Gender Equity: The interventions are being carried out through Self-Help Groups (SHGs) which predominantly engage women. The project places women as a “gate-opener” i.e. enrolment in the scheme is possible only when a woman member of a SHG has joined. Apart from this, the consensus building on package design gives women equal voice to make choices, consider alternatives, and influence the collective choice of the community. Women, along with men, hold key positions in the operation of our scheme. The equalizer created by our project is reflected in objectivity of enrollment numbers in favour of gender parity.The project has also contributed to increasing financial capabilities, decision-making and self-confidence among the women as much as it has enhanced financial independence.
“If someone in my community is treated from my contribution, it is good for the entire community, isn’t it? I am happy that we are all part of this project that protects us from big costs. We are also more aware about better health practices than we were in the past.” - Girija Devi, Hajipur
“Women have brought a revolution in Bihar. They are running SHGs, they have banned alcohol and now they have also started this insurance scheme. They convinced us how the scheme provides protection to family in case of risks.” - Nageshwar Kumar, Khemaipatti, Muzaffarpur
We have found that many people value financial protection from cost of illness, which can be reflected in the enrolment numbers. This is not only of importance for them in financial terms, but also with regard to their state of mind. Financial protection is closely knit to peace of mind for many.

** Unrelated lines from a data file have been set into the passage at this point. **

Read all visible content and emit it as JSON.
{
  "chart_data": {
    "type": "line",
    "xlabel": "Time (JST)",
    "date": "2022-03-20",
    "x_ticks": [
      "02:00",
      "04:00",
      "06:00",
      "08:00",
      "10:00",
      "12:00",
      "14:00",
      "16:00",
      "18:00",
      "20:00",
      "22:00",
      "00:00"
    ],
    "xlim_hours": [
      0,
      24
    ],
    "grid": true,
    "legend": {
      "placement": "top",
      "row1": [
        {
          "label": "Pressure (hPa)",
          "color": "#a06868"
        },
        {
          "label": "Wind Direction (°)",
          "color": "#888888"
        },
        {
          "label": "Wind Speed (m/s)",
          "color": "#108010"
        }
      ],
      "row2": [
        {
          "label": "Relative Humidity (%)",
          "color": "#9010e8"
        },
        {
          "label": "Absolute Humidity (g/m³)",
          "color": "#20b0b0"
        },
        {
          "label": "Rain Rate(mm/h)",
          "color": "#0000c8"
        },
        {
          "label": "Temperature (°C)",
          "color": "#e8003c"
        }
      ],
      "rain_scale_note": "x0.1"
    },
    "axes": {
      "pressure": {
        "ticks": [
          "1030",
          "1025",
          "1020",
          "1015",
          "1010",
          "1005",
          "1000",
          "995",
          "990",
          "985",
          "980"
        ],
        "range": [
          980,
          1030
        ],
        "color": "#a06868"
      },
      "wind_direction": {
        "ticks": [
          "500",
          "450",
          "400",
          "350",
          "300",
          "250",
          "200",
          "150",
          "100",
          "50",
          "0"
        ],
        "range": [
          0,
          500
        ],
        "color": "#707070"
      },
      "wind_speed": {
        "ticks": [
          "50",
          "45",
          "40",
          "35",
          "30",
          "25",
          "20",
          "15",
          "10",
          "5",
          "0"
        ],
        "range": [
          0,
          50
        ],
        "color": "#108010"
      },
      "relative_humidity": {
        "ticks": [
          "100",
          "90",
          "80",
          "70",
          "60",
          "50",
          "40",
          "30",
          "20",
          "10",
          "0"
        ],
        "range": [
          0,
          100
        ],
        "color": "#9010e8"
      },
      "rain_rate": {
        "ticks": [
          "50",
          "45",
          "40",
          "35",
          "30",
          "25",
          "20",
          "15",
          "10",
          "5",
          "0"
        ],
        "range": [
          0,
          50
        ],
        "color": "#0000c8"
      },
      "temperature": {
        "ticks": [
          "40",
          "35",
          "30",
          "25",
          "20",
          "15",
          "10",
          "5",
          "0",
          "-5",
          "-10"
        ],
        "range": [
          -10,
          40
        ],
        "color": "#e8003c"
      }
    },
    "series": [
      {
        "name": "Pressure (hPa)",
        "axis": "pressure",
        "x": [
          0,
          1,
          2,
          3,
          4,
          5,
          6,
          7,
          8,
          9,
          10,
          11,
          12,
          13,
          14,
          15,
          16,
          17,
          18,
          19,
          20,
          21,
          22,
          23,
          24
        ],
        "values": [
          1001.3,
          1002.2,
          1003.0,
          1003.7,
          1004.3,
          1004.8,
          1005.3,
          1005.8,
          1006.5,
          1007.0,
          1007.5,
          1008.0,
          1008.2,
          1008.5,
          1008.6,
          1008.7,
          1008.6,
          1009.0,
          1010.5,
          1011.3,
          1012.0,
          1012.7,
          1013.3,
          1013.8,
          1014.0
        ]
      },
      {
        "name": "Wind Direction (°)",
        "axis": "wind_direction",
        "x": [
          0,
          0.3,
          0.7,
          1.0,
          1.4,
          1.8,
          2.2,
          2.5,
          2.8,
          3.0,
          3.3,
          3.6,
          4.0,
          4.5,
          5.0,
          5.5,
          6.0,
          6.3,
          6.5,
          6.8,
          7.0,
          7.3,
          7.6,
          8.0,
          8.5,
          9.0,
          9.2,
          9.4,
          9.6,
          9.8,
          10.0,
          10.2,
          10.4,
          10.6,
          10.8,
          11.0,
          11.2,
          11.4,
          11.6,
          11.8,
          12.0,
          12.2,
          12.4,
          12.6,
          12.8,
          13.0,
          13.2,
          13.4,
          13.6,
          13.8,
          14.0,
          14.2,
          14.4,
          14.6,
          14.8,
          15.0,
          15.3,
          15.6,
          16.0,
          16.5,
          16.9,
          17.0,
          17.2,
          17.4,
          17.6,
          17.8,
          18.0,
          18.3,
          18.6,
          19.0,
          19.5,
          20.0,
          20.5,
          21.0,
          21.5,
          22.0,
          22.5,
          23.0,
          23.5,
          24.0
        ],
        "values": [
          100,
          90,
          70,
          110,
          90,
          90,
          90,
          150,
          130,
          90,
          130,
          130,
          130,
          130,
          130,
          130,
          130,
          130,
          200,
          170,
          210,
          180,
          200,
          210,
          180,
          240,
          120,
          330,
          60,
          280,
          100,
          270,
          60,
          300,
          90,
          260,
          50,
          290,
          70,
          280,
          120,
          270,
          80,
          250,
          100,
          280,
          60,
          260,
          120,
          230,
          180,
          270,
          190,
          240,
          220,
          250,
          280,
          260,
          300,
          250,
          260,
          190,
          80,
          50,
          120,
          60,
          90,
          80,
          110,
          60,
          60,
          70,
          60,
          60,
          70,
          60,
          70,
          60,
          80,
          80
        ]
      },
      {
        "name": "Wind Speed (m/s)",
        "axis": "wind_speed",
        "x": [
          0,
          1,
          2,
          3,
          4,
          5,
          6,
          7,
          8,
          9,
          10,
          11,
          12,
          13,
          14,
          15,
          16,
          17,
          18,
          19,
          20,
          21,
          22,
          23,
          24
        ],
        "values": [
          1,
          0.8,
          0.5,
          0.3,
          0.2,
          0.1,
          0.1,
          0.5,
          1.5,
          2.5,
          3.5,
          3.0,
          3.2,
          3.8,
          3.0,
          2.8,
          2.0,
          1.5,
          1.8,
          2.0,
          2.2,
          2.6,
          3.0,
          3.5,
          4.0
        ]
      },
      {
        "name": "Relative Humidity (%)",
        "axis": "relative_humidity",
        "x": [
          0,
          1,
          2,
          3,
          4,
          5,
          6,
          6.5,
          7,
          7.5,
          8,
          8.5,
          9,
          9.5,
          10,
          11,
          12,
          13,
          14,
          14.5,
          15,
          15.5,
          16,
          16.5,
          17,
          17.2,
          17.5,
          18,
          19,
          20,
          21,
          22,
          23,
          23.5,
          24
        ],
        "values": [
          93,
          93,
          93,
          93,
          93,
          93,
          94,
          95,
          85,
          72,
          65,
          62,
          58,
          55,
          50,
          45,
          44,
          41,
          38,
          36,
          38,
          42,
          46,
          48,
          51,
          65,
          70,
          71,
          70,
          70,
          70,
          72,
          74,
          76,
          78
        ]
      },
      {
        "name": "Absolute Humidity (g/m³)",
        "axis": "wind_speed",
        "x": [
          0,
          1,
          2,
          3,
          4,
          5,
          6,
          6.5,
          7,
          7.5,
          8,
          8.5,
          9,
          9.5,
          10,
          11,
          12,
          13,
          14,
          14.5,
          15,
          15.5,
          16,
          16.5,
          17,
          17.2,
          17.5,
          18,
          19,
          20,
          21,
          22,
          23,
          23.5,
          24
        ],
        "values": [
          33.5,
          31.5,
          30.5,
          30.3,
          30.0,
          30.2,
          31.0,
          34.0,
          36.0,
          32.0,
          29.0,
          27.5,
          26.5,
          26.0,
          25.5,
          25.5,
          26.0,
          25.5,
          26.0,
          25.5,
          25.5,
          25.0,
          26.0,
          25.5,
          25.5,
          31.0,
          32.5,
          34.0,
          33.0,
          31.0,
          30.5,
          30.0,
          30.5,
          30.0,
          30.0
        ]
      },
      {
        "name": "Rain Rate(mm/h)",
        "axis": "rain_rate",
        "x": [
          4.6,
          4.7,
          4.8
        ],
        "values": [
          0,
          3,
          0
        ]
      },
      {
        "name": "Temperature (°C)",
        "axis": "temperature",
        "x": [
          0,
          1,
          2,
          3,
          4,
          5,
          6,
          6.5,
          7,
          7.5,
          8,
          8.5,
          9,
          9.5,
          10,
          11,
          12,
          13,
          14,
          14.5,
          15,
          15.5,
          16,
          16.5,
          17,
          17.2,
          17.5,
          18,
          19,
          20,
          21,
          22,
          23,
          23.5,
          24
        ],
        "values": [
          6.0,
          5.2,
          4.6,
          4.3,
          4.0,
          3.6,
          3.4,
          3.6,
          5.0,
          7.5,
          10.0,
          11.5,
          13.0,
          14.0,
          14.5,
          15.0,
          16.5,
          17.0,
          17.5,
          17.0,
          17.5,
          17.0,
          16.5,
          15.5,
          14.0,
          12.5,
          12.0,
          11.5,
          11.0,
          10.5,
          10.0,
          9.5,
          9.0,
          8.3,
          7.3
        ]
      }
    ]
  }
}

The impacts of insurance are per se not limited to those who insured or claimed; and these are the impacts experienced by a sizable targeted population. We have established strong evidences on how insurance can help an individual/household realize gains even when the conditions do not warrant making insurance claims – through financial literacy which helps them make informed decisions on financial management. The enhanced participation of community members across three risk classes in the intervention areas reflects that more “fence-sitters” are hopscotching inside the pitch of CBMAS as and when they realize that the scheme is welfare enhancing. Implementation of community based microinsurance has essentially eased out both informational and liquidity constraints, which increased the buy-in.